AAVE launches LENS protocol, deployed to Polygon Mumbai

AAVE’s team (AAVE/USD) has created Lens, a decentralized social graph protocol that empowers creators to own the links in the social graph that connects them with their community, Mirror reported. Lens allows users to publish and collect posts, create and follow profiles, and more.

It is EVM compatible and under development, but a version has been deployed to the Polygon Mumbai testnet (MATIC/USD).

Through a mix of storage on the Lens Hub contract and callbacks that provide custom logic via modules or mint NFTs, the Lens Hub keeps track of interactions.


Profiles can be created with a handle, a profile image, and a Follow module and Follow NFT URI. When a user creates a profile, a Lens Hub NFT is minted to his account.


There are two main ways to follow a profile: Follow modules and follow NFTs. Follow modules are contracts establishing the rules for new followers. Types of following modules include:

  • Fee — all accounts can follow you, but they need to pay a fee amount
  • Permissioned — only accounts that you approved can follow you

After you follow a profile, you mint Follow NFTs to follower accounts. Following a profile comes with all NFT interoperability and functionality. Extras can include gated token content, airdrops, or holding a valuable piece of digital art.

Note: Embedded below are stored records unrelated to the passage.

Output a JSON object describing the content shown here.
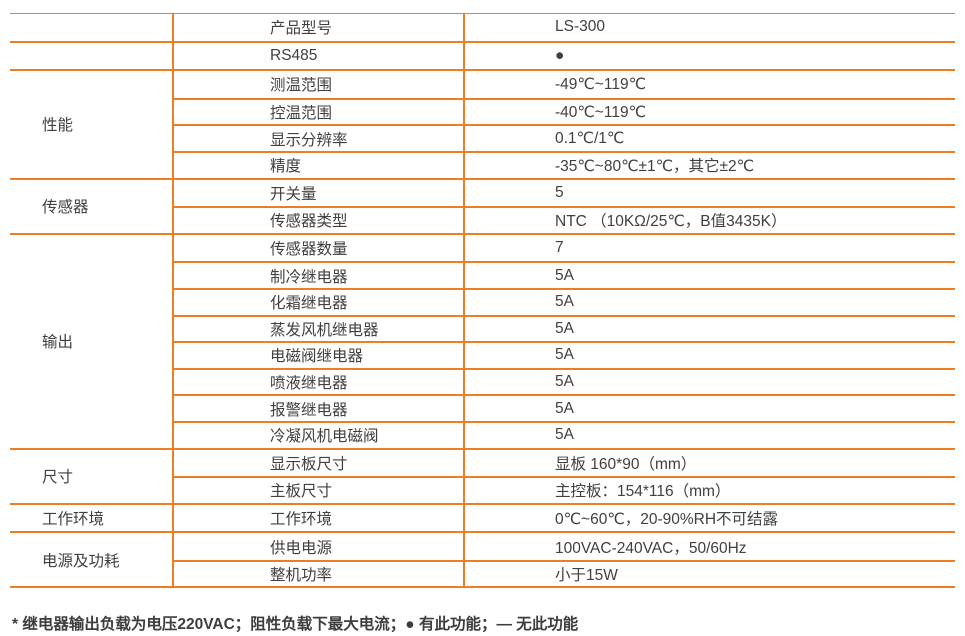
{
  "table": {
    "sections": [
      {
        "category": "",
        "rows": [
          {
            "param": "产品型号",
            "value": "LS-300"
          }
        ]
      },
      {
        "category": "",
        "rows": [
          {
            "param": "RS485",
            "value": "●"
          }
        ]
      },
      {
        "category": "性能",
        "rows": [
          {
            "param": "测温范围",
            "value": "-49℃~119℃"
          },
          {
            "param": "控温范围",
            "value": "-40℃~119℃"
          },
          {
            "param": "显示分辨率",
            "value": "0.1℃/1℃"
          },
          {
            "param": "精度",
            "value": "-35℃~80℃±1℃，其它±2℃"
          }
        ]
      },
      {
        "category": "传感器",
        "rows": [
          {
            "param": "开关量",
            "value": "5"
          },
          {
            "param": "传感器类型",
            "value": "NTC （10KΩ/25℃，B值3435K）"
          }
        ]
      },
      {
        "category": "输出",
        "rows": [
          {
            "param": "传感器数量",
            "value": "7"
          },
          {
            "param": "制冷继电器",
            "value": "5A"
          },
          {
            "param": "化霜继电器",
            "value": "5A"
          },
          {
            "param": "蒸发风机继电器",
            "value": "5A"
          },
          {
            "param": "电磁阀继电器",
            "value": "5A"
          },
          {
            "param": "喷液继电器",
            "value": "5A"
          },
          {
            "param": "报警继电器",
            "value": "5A"
          },
          {
            "param": "冷凝风机电磁阀",
            "value": "5A"
          }
        ]
      },
      {
        "category": "尺寸",
        "rows": [
          {
            "param": "显示板尺寸",
            "value": "显板 160*90（mm）"
          },
          {
            "param": "主板尺寸",
            "value": "主控板：154*116（mm）"
          }
        ]
      },
      {
        "category": "工作环境",
        "rows": [
          {
            "param": "工作环境",
            "value": "0℃~60℃，20-90%RH不可结露"
          }
        ]
      },
      {
        "category": "电源及功耗",
        "rows": [
          {
            "param": "供电电源",
            "value": "100VAC-240VAC，50/60Hz"
          },
          {
            "param": "整机功率",
            "value": "小于15W"
          }
        ]
      }
    ]
  },
  "footnote": "* 继电器输出负载为电压220VAC；阻性负载下最大电流；● 有此功能；— 无此功能",
  "colors": {
    "accent": "#EE7E23",
    "text": "#404040"
  }
}
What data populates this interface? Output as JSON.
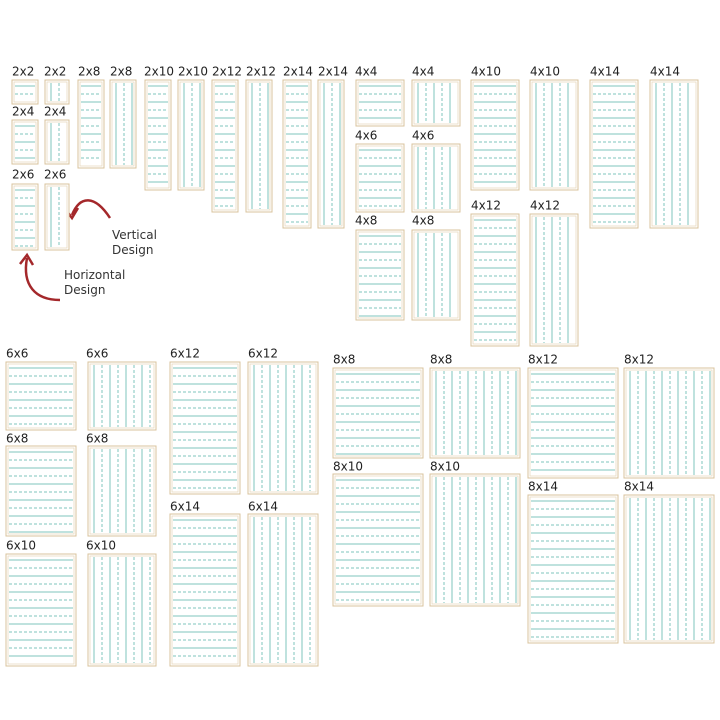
{
  "tiles": [
    "2x2",
    "2x2",
    "2x8",
    "2x8",
    "2x10",
    "2x10",
    "2x12",
    "2x12",
    "2x14",
    "2x14",
    "2x4",
    "2x4",
    "2x6",
    "2x6",
    "4x4",
    "4x4",
    "4x10",
    "4x10",
    "4x14",
    "4x14",
    "4x6",
    "4x6",
    "4x8",
    "4x8",
    "4x12",
    "4x12",
    "6x6",
    "6x6",
    "6x8",
    "6x8",
    "6x10",
    "6x10",
    "6x12",
    "6x12",
    "6x14",
    "6x14",
    "8x8",
    "8x8",
    "8x12",
    "8x12",
    "8x10",
    "8x10",
    "8x14",
    "8x14"
  ],
  "annotations": {
    "vertical": "Vertical Design",
    "horizontal": "Horizontal Design"
  }
}
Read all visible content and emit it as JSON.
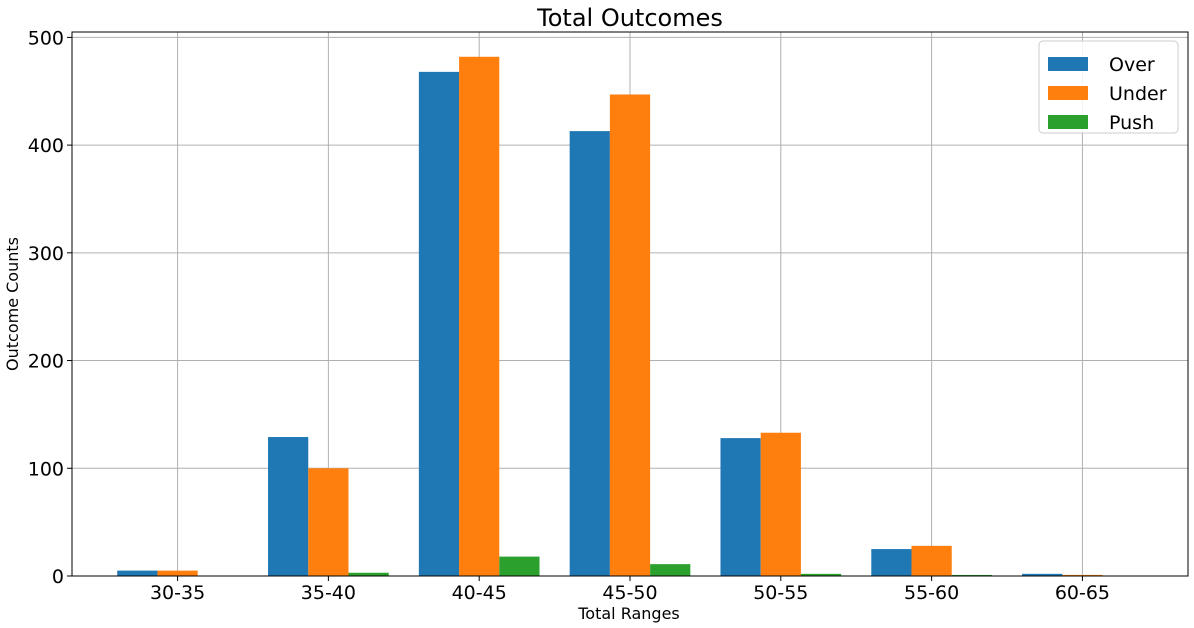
{
  "chart_data": {
    "type": "bar",
    "title": "Total Outcomes",
    "xlabel": "Total Ranges",
    "ylabel": "Outcome Counts",
    "categories": [
      "30-35",
      "35-40",
      "40-45",
      "45-50",
      "50-55",
      "55-60",
      "60-65"
    ],
    "series": [
      {
        "name": "Over",
        "color": "#1f77b4",
        "values": [
          5,
          129,
          468,
          413,
          128,
          25,
          2
        ]
      },
      {
        "name": "Under",
        "color": "#ff7f0e",
        "values": [
          5,
          100,
          482,
          447,
          133,
          28,
          1
        ]
      },
      {
        "name": "Push",
        "color": "#2ca02c",
        "values": [
          0,
          3,
          18,
          11,
          2,
          1,
          0
        ]
      }
    ],
    "ylim": [
      0,
      505
    ],
    "yticks": [
      0,
      100,
      200,
      300,
      400,
      500
    ],
    "grid": true,
    "legend_position": "top-right"
  }
}
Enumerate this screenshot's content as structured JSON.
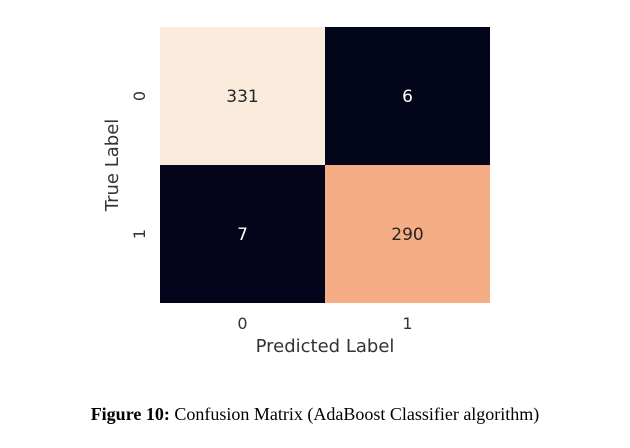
{
  "chart_data": {
    "type": "heatmap",
    "x_categories": [
      "0",
      "1"
    ],
    "y_categories": [
      "0",
      "1"
    ],
    "values": [
      [
        331,
        6
      ],
      [
        7,
        290
      ]
    ],
    "cell_labels": [
      [
        "331",
        "6"
      ],
      [
        "7",
        "290"
      ]
    ],
    "xlabel": "Predicted Label",
    "ylabel": "True Label",
    "colormap": "rocket",
    "low_color": "#03051a",
    "high_color": "#faebdd",
    "colorbar": false
  },
  "caption": {
    "prefix": "Figure 10:",
    "text": " Confusion Matrix (AdaBoost Classifier algorithm)"
  }
}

Lens Hub creates and stores posts by providing a reference and collect module as well as a content reference. A reference module is a contract specifying the rules for commenting and mirroring the publication. Collect modules set the rules for post collection. A content reference is a URL directing to content outside LENS.


When a post is “mirrored”, LENS stores the original post profile and publication ID as a new post. As the Mirror can indicate the original post, no content references are stored.


The meta transaction approach has emerged as a good design choice to allow publishing with signatures. LENS supports transactions using signatures for mirroring, posting, following, commenting, burning, and more.


For security reasons, profiles can specify a “dispatcher.” This is an account that serves a profile, It can share access or act as a form of delegation. Dispatchers can post, mirror, update profile information, and comment. They can only be updated by the profile owner.